Einmal Ritter sein…

„Einmal Ritter sein…“, das wünschen sich meistens die Jungen irgendwann. Ob es auch noch für die 7. Klassen ein Wunsch wäre? Wohl kaum. Kurz vor dem Corona-Lockdown konnte die 7a und 7b zur Burg Prunn in der Nähe von Riedenburg fahren. Wie das Idealbild einer Ritterburg steht sie auf einem nahezu senkrecht emporragenden Jurafelsen hoch über dem Flusstal der Altmühl. So beeindruckend die Burg von der Ferne aussieht, so begeisternd waren die Blicke dort auf die umgebende Landschaft des Altmühltals. Urkundlich wurde diese Burg 1307 das erste Mal erwähnt.

Unser Rundgang beginnt über die Wendeltreppe ins Obergeschoss. Dort durften wir uns und auch Herr Obermeier als Ritter verkleiden. Da wurde uns erst bewusst, wie schwer diese Ausrüstung war. Auch der Helm bietet nur begrenzte Sicht. Wir erfuhren auch, dass das Schwert oftmals gar nicht so scharf war, da es manchmal auch als Hiebwaffe verwendet werden musste. Schwer war es trotzdem. Für uns war es kaum vorstellbar, wie eingepackt die Ritter damals waren. Trotzdem konnten sie sich erstaunlich gut bewegen.

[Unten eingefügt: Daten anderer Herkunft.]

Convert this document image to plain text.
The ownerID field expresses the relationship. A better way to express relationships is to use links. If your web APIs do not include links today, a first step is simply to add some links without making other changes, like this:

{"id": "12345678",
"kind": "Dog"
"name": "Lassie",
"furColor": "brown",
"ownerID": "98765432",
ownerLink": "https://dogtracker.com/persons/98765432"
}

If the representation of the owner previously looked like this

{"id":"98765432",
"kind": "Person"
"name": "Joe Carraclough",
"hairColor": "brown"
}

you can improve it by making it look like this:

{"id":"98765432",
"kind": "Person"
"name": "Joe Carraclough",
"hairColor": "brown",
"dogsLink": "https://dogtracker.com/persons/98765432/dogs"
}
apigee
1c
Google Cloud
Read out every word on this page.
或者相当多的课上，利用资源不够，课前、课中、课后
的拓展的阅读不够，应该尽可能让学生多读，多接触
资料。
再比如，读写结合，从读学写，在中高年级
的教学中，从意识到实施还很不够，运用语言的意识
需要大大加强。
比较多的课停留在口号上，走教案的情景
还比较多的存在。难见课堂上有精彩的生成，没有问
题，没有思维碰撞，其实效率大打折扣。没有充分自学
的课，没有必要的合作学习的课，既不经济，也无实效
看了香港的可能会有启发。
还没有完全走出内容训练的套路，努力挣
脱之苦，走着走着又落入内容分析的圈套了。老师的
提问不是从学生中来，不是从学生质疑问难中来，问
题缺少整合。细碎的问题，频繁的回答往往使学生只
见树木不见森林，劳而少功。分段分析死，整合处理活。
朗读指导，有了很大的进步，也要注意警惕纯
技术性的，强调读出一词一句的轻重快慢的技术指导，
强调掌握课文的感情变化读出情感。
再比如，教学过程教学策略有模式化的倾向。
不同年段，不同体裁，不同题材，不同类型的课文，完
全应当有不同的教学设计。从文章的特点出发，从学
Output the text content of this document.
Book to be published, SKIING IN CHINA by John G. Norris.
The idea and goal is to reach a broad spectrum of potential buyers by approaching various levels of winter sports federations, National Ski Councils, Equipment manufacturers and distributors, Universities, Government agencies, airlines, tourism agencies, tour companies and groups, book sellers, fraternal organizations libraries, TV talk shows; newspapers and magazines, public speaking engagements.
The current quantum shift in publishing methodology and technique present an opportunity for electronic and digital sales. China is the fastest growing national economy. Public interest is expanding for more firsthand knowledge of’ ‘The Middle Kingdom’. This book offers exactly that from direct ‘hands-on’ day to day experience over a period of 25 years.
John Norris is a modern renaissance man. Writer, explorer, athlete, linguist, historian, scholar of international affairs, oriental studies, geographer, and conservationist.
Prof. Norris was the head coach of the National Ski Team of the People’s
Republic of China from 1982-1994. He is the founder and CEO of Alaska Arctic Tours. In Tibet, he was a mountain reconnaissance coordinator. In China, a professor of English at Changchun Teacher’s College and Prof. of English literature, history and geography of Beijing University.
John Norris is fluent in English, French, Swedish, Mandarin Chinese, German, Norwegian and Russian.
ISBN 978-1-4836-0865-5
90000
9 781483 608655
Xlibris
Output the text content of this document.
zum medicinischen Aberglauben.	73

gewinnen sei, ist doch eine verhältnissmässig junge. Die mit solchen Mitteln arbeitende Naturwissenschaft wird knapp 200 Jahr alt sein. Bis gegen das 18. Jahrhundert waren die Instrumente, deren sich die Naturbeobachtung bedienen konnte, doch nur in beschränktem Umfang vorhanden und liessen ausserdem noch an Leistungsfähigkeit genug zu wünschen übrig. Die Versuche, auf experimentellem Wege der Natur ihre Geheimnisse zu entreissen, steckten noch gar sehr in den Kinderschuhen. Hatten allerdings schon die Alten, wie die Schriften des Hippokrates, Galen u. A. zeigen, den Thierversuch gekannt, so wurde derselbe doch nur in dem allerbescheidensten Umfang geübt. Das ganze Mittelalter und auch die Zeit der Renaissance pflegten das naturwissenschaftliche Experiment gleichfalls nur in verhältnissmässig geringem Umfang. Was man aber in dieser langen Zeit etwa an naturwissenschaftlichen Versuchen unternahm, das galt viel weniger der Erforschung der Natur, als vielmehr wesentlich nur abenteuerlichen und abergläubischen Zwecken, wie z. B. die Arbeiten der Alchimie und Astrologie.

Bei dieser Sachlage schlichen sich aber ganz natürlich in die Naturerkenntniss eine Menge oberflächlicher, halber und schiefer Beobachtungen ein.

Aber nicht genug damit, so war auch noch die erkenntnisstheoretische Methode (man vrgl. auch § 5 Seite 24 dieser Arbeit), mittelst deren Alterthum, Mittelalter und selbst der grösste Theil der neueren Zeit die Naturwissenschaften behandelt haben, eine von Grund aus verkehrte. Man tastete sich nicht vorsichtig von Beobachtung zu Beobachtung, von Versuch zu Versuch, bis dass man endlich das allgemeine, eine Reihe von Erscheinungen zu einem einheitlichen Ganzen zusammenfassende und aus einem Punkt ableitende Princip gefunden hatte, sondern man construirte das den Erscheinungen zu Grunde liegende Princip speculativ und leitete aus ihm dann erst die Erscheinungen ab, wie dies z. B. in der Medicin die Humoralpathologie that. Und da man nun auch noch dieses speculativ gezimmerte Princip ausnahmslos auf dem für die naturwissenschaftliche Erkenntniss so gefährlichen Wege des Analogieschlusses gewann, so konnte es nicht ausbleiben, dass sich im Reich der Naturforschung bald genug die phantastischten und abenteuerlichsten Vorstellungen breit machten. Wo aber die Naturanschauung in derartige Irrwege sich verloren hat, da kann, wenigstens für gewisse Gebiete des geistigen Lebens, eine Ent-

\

Im späten Mittelalter muss Prunn auch kulturell von überregionaler Bedeutung gewesen sein: Nach dem Tod des letzten Fraunberger-Grafen 1566 fand Wiguläus Hund auf der Burg den so genannten "Prunner Codex", die viertälteste vollständige Handschrift des Nibelungenliedes – des berühmtesten mittelhochdeutschen Heldenepos. Die Handschrift gelangte 1575 nach München in die herzogliche Bibliothek und befindet sich heute in der Bayerischen Staatsbibliothek. Aber immer noch ist eine wunderschöne handgeschriebene Kopie auf der Burg Prunn aufbewahrt.

Im zwar kleinen, aber sehr netten Burghof konnten wir dann Pause machen und den wunderschönen Blick genießen. Alle waren sich einig: „Die Ritter hatten es auch nicht leicht.“ Und alle waren froh, als sie den warmen, klimatisierten Bus einsteigen konnten.